Three years after Badler gave his initial scouting report, a couple of things have shown themselves to be true. One, when healthy, Ona has a very good idea of the strike zone and can do some damage to the baseball. Two, he is limited defensively to left field and does not have the arm to play right.
“He’s a big strong kid and we want to see what he can do with a full season where he is healthy,” said his manager Phillip Wellman.
“He’s been very diligent with his maintenance program with his back, hips, and shoulders. He is constantly working on it. Defensively he’s working on it. He puts in his work and is doing everything he can do to get better.”
One of the things that make so many scouts excited about Oña offensively is the combination of patience and power.
“[It’s] just knowing my zone where I can do damage has always been important to me,” said Oña. “So I have always tried to swing where I can do damage. It is what helped me to be selective. I know that I have to swing at a pitch in my zone.”
While many Dominican players come of age in controlled, skill-specific camps, the Cuban players the Padres signed in 2016 — Morejon, Michel Baez, Ronald Bolanos, Osvaldo Hernandez, Ramon Perez, and Oña — are all veterans of the Cuban national team and grew up under extensive and intensive coaching and games against international competition.

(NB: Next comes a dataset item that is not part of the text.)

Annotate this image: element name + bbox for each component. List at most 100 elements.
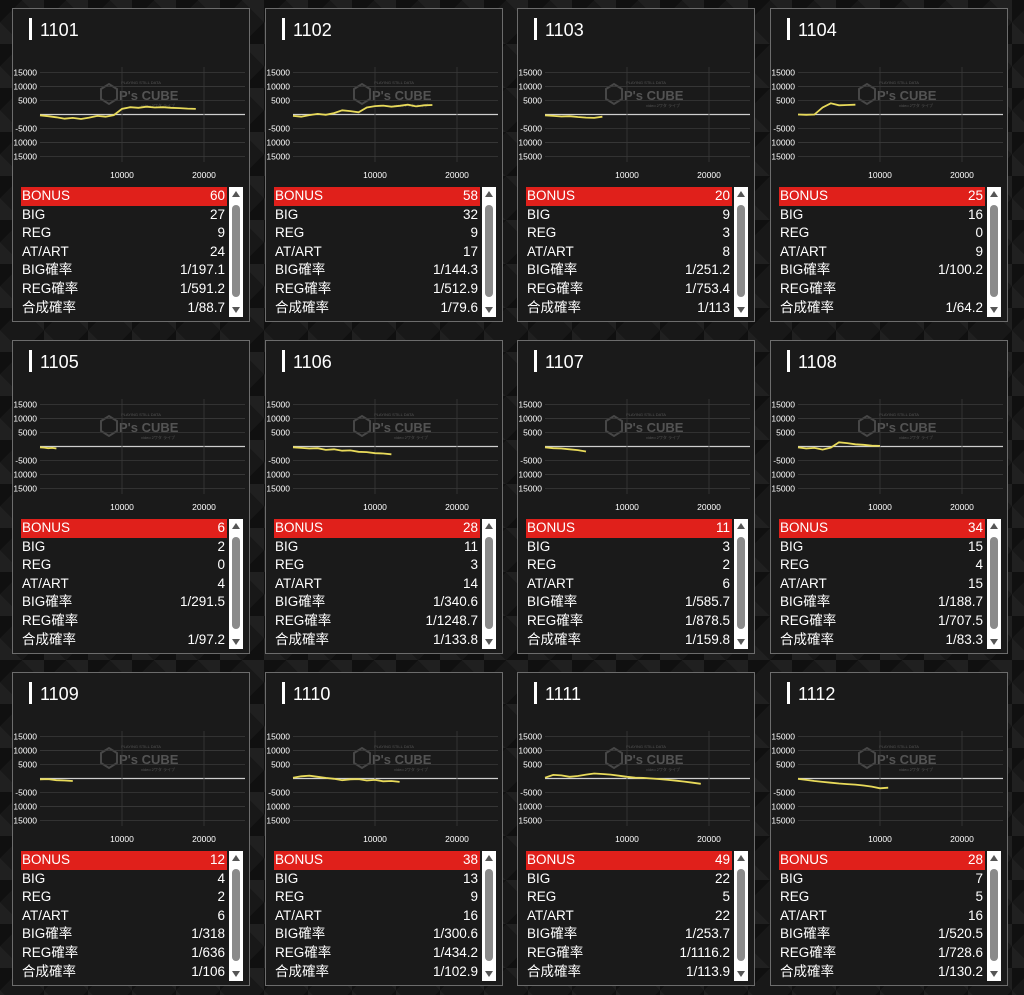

“That is something you always work on,” Oña said about developing his superior strike zone judgment. “Right now I’m working with [Sod Poodles hitting coach Raul] Padron, on swinging at pitches that I can do damage with. My success will come from having that philosophy.”
In order to become a viable option in San Diego, Oña will have to improve his defense in left field, a fact that he is well aware of.
“I’m trying to become more fluid and improve all around,” he said on his progress in the outfield.
“He has some work to do out there and he knows it,” said Wellman. “But what you like to see is even if he makes a couple of errors out there, … he’s back out there the next day. He’s going to put in the work to get better every day.”